Question

Compute the electric flux linked with a surface \( \vec{A} = 2 \hat{j} \, \mathrm{m}^2 \), placed in a uniform electric field \( \vec{E} = (4 \hat{i} + 3 \hat{j}) \, \mathrm{V/m} \).

Hint:

The electric flux is the dot product of the electric field vector and the area vector. If the vectors are perpendicular, the flux is zero; if parallel, the flux is the product of the magnitudes.

Answer 1

The electric flux \( \Phi_E \) linked with a surface is given by the dot product of the electric field \( \vec{E} \) and the area vector \( \vec{A} \):
\[ \Phi_E = \vec{E} . \vec{A} \] The area vector \( \vec{A} \) is given as \( \vec{A} = 2 \hat{j} \, \text{m}^2 \), and the electric field is \( \vec{E} = 4 \hat{i} + 3 \hat{j} \, \text{V/m} \).
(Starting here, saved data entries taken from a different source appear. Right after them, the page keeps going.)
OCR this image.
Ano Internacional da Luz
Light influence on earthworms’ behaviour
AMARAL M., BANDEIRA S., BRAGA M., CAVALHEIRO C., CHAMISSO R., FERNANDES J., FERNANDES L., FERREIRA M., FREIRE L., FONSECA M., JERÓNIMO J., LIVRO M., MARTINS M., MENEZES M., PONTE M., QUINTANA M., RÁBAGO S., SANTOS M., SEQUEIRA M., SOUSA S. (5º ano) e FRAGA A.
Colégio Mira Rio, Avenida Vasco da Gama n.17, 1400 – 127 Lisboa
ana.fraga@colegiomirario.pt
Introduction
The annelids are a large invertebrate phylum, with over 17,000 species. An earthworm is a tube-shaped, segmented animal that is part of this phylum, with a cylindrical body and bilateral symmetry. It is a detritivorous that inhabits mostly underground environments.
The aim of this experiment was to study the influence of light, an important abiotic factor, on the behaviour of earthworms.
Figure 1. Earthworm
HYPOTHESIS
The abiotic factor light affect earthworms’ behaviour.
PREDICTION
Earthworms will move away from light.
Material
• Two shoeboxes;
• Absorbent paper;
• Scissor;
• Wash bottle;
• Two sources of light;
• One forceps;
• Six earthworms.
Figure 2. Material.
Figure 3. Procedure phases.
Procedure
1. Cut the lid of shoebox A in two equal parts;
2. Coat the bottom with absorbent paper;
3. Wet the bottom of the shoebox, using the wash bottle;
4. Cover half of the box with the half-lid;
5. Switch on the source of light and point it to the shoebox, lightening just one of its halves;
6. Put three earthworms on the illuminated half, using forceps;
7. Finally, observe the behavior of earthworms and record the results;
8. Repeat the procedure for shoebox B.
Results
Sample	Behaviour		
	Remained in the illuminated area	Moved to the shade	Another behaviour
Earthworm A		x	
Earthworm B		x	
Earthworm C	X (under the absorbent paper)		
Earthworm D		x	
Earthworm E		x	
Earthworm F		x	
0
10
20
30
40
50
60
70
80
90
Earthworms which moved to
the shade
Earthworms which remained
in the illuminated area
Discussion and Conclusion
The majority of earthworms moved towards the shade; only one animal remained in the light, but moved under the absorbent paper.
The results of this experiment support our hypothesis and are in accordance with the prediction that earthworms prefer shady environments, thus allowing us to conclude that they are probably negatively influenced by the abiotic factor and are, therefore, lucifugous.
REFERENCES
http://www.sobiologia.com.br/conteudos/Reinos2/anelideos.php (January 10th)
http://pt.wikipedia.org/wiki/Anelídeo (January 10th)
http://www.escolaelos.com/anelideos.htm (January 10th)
The dot product of the electric field and the area vector is:
\[ \Phi_E = (4 \hat{i} + 3 \hat{j}) . (2 \hat{j}) \] Since the dot product of two perpendicular vectors is zero and the dot product of two parallel vectors is the product of their magnitudes, we get:
\[ \Phi_E = (4 \times 0) + (3 \times 2) = 6 \, \text{V} . \text{m}^2 \] Thus, the electric flux linked with the surface is \( \Phi_E = 6 \, \text{V} . \text{m}^2 \).